コロニーが見つかったのは2013年。同じシェルターの中で冬眠しているコウモリの数を数える例年のプロジェクトの際に発見されたものでした。

研究者たちは、そのコロニーが普通のものとは違っていることにすぐに気がつきます。

すべてが働きアリで構成されていたそのコロニーには、どこにも食べ物となりうるものが存在していなかったのです。ここから研究者たちは「カニバリズム」の推論を立てます。

さらにシェルター内のコミュニティは、地上の大きなコロニーから小さな通気口を通じて分岐したものであることが考えられました。

通気口が突然壊れ落ちたことで、そこを通過していた大量のアリが地下に落とされ、元いたコロニーに戻れなくなったというわけです。つまり彼らは、その隔絶された世界で生き延びることを突然余儀なくされたと考えられます。

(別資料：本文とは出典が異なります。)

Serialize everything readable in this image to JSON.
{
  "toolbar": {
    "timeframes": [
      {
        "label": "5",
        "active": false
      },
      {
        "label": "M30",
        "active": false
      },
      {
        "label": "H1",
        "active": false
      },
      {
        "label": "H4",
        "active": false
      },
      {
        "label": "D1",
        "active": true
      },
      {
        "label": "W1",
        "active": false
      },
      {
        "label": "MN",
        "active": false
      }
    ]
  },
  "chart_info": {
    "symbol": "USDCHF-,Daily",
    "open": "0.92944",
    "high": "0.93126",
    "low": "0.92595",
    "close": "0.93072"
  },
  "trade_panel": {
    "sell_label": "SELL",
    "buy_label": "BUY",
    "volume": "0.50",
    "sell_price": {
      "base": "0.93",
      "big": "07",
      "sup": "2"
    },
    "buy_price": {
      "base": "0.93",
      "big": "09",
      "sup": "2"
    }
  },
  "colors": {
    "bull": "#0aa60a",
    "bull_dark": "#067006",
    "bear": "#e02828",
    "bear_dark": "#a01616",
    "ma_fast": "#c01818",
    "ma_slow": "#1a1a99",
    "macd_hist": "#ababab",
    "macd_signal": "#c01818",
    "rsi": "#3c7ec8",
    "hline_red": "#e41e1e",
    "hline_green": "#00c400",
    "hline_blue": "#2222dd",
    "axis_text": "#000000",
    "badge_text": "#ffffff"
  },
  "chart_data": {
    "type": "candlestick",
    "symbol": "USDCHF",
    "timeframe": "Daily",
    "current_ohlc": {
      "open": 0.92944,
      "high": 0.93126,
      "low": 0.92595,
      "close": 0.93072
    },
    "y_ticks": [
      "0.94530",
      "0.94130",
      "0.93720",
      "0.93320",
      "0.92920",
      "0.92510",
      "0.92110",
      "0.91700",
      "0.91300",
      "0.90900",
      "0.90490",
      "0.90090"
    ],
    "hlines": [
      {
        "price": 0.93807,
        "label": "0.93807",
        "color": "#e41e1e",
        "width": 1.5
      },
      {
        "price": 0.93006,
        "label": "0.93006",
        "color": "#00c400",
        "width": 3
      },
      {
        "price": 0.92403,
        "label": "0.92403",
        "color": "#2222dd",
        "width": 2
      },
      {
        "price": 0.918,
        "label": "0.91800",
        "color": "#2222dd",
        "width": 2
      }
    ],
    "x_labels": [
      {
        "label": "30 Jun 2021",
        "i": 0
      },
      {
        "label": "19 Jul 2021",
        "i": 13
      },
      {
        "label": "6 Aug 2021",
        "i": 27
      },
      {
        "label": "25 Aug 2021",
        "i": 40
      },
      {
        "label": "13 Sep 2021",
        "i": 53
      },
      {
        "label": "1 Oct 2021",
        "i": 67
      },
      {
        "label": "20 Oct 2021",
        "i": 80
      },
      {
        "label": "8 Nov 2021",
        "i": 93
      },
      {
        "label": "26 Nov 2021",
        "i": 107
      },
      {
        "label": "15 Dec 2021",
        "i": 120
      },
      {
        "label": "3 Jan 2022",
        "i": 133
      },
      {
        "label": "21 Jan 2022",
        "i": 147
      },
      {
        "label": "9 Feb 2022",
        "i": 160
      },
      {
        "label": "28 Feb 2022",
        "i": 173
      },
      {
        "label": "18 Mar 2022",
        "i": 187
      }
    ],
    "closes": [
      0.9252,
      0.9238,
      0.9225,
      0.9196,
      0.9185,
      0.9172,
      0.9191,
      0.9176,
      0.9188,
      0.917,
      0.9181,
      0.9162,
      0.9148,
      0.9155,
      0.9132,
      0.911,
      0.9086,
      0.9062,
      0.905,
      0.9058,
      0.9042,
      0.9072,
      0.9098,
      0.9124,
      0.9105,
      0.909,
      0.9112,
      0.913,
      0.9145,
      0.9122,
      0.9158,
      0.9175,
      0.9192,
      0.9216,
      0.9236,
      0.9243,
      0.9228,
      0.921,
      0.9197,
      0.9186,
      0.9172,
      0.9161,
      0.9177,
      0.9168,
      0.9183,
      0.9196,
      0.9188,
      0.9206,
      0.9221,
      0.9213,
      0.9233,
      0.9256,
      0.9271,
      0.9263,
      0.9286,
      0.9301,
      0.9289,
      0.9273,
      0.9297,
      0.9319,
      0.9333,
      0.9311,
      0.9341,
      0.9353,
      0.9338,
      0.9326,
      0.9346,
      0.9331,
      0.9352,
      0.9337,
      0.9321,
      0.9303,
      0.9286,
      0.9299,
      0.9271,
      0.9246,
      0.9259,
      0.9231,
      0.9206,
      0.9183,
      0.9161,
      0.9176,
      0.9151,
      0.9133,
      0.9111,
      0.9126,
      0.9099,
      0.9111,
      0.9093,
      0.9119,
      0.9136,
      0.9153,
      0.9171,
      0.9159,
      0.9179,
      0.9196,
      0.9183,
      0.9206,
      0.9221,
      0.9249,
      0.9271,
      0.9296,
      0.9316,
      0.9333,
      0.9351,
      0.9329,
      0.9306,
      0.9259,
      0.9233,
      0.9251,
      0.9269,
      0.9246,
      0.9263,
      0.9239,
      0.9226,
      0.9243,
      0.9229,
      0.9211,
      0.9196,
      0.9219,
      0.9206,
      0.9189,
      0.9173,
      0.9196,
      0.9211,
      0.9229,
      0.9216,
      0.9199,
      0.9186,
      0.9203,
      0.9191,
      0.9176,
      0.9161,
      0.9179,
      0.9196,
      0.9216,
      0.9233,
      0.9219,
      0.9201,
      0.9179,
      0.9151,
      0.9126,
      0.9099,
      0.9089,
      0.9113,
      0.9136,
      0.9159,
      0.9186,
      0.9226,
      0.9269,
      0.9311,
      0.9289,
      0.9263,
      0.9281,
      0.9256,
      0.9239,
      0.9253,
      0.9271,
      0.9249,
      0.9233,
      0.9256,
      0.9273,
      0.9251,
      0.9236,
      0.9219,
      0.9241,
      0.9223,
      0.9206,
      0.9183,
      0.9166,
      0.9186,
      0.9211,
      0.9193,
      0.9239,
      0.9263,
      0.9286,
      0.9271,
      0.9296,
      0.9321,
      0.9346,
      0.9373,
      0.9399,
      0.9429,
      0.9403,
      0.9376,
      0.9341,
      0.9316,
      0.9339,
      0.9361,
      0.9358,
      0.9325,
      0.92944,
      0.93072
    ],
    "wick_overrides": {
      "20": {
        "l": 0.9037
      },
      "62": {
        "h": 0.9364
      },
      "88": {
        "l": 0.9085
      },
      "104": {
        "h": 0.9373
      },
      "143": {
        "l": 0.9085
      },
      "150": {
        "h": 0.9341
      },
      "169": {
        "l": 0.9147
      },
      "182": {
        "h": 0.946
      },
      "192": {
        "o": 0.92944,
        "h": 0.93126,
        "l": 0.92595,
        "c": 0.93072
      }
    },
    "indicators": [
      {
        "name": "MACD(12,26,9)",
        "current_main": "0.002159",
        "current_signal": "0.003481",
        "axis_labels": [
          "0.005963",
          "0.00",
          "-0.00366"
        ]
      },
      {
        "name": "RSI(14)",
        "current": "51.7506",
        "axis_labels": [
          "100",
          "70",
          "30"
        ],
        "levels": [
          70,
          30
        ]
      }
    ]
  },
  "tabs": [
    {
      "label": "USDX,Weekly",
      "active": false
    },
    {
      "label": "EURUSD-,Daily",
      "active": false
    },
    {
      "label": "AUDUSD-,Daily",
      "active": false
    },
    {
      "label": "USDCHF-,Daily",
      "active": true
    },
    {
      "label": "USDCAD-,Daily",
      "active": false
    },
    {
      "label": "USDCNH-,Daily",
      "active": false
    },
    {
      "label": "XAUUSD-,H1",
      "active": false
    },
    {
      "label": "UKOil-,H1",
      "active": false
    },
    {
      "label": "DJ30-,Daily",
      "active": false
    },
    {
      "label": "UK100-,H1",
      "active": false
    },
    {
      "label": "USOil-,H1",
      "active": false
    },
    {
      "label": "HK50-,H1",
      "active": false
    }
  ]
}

そして、最初にシェルターのアリが発見されてから数年が経っても彼らは絶滅していません。これが研究者の興味をそそる結果となりました。どうしてそのようなことが可能だったのでしょうか?

カニバリズムは恒常的?

もちろん、その答えがカニバリズムです。研究者たちは、シェルター内のアリが床に積み重なった同胞の亡骸を食することで生き延びていたことを突き止めました。

実はアリのカニバリズムはそれほど珍しいものではなく、タンパク質が豊富な食物が不足する春ごろにはしばしば起こる現象でもあります。

また研究では、この行動がこれまで考えられていたよりも一般的である可能性も示唆されています。つまり、食物が不足するタイミングではなくてもカニバリズムが恒常的におこなわれているかもしれないということです。

研究者たちは2016年に「橋」を作り、地下から元のコロニーへと続く道を再建するといった実験をおこないました。すると大多数のアリが元いたコロニーへと帰っていき、今ではシェルターで暮らすアリはわずかになってしまったとのことです。

共食いはほ乳類では非常に珍しい行動ですが、クモの中には幼虫に自らを食べさせる母グモもいます。自然界全体でみると、そう珍しいことではないのでしょう。